I have converted a Keras model to a MLModel using coremltools 4.0 with limited success.
It works but only if I use an MLMultiArray for the output and covert to an image. Converting to an image takes magnitudes longer than inferencing; making it unusable.
If I try to change the MLModel spec to use images for output I get this error running prediction:
Failed to convert output Identity to image:
NSUnderlyingError=0x2809bad00 {Error Domain=com.apple.CoreML Code=0 "Invalid array shape ( 2048, 2048, 3 ) for converting to gray image"
Even though I have specified RGB for the output color:
output { name: "Identity" type { imageType { width: 2048 height: 2048 colorSpace: RGB } } }
If I use a MultiArray (that works) Xcode reports:
output: Float32 1 x 2048 x 2048 x 3 array
I suspect the issue is the first dimension, which is the batch number but no dimensions are shown, so I can't delete the batch dimension:
output { name: "Identity" type { multiArrayType { dataType: FLOAT32 } } }
I don't think I can just add an output shape to the Keras Conv2D output layer because it has multiple inbound nodes with different shapes.
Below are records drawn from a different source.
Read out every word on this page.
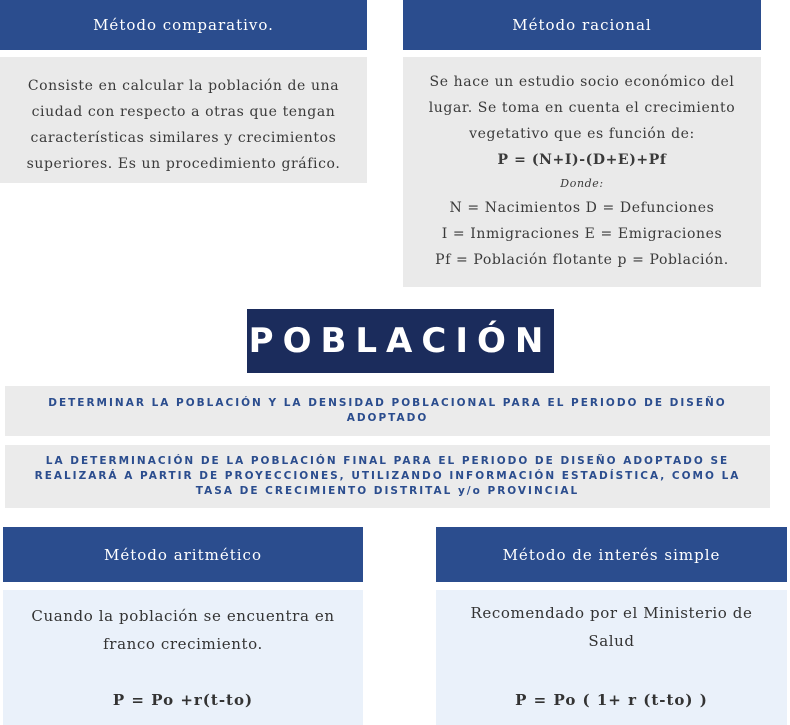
Método comparativo.
Consiste en calcular la población de una
ciudad con respecto a otras que tengan
características similares y crecimientos
superiores. Es un procedimiento gráfico.
Método racional
Se hace un estudio socio económico del
lugar. Se toma en cuenta el crecimiento
vegetativo que es función de:
P = (N+I)-(D+E)+Pf
Donde:
N = Nacimientos D = Defunciones
I = Inmigraciones E = Emigraciones
Pf = Población flotante p = Población.
POBLACIÓN
DETERMINAR LA POBLACIÓN Y LA DENSIDAD POBLACIONAL PARA EL PERIODO DE DISEÑO
ADOPTADO
LA DETERMINACIÓN DE LA POBLACIÓN FINAL PARA EL PERIODO DE DISEÑO ADOPTADO SE
REALIZARÁ A PARTIR DE PROYECCIONES, UTILIZANDO INFORMACIÓN ESTADÍSTICA, COMO LA
TASA DE CRECIMIENTO DISTRITAL y/o PROVINCIAL
Método aritmético
Cuando la población se encuentra en
franco crecimiento.
P = Po +r(t-to)
Método de interés simple
Recomendado por el Ministerio de
Salud
P = Po ( 1+ r (t-to) )
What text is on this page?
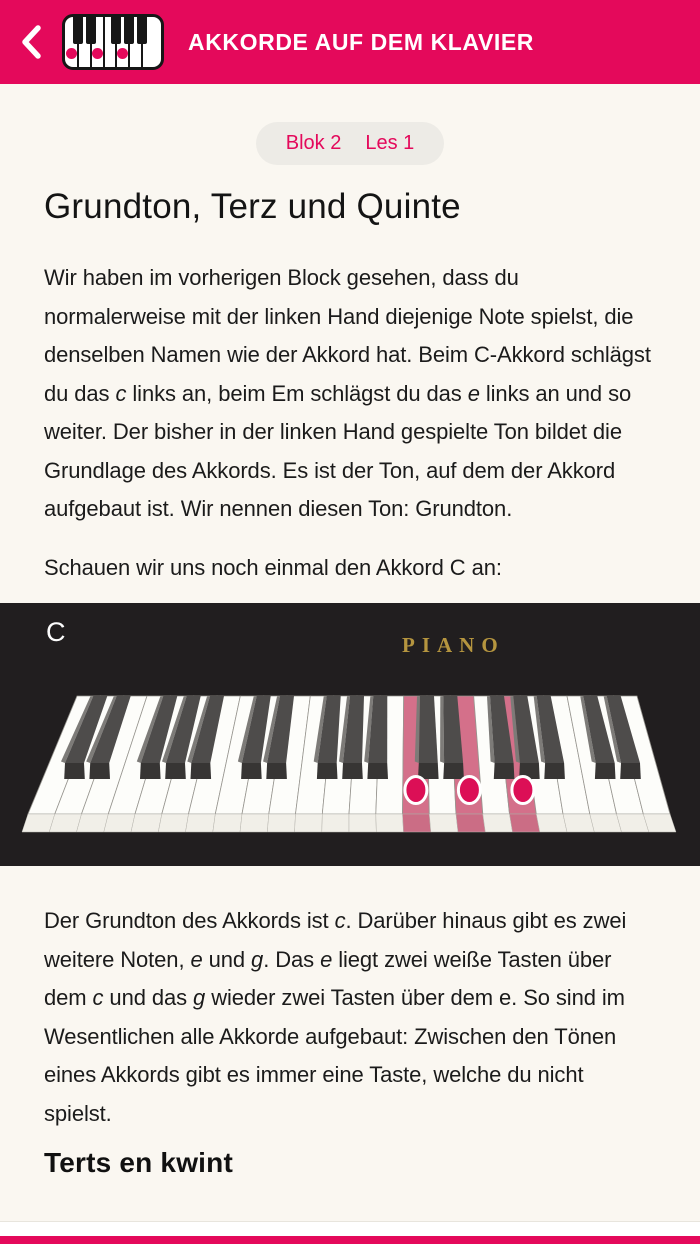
AKKORDE AUF DEM KLAVIER
Blok 2 Les 1
Grundton, Terz und Quinte

Wir haben im vorherigen Block gesehen, dass du normalerweise mit der linken Hand diejenige Note spielst, die denselben Namen wie der Akkord hat. Beim C-Akkord schlägst du das c links an, beim Em schlägst du das e links an und so weiter. Der bisher in der linken Hand gespielte Ton bildet die Grundlage des Akkords. Es ist der Ton, auf dem der Akkord aufgebaut ist. Wir nennen diesen Ton: Grundton.

Schauen wir uns noch einmal den Akkord C an:

C	PIANO

Der Grundton des Akkords ist c. Darüber hinaus gibt es zwei weitere Noten, e und g. Das e liegt zwei weiße Tasten über dem c und das g wieder zwei Tasten über dem e. So sind im Wesentlichen alle Akkorde aufgebaut: Zwischen den Tönen eines Akkords gibt es immer eine Taste, welche du nicht spielst.

Terts en kwint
Here are the output shapes:
>>> print(outputLayer.get_output_shape_at(0))
(None, None, None, 3)
>>> print(outputLayer.get_output_shape_at(1))
(1, 512, 512, 3)
>>> print(outputLayer.get_output_shape_at(2))
(1, 2048, 2048, 3)
>>> print(outputLayer.output)
Tensor("SR/Identity:0", shape=(None, None, None, 3), dtype=float32)
I think coremltools is confusing the batch for the channels that is why it is attempting to create a grayscale image even if I specify RGB.
Any idea how to fix it?
I have the original Keras model, but I don't see how specify shapes without a batch dimension. Here is the beginning and ending of the Keras model layer description
__________________________________________________________________________________________________
Layer (type) Output Shape Param # Connected to
==================================================================================================
LR_input (InputLayer) [(None, None, None, 0
__________________________________________________________________________________________________
Pre_blocks_conv (Conv2D) multiple 896 LR_input[0][0]
__________________________________________________________________________________________________
F_1_1_1 (Conv2D) multiple 9248 Pre_blocks_conv[0][0]
... multiple
... multiple
SR (Conv2D) multiple 84 PixelShuffle[0][0]
==================================================================================================
In Core ML the order of the dimensions is (channels, height, width) so it expects to see a 3 x 2048 x 2048 output instead of 2048 x 2048 x 3.
Note that you also need to make sure the output pixels are in the range [0, 255] instead of [0, 1] which is probably what your Keras model gives you.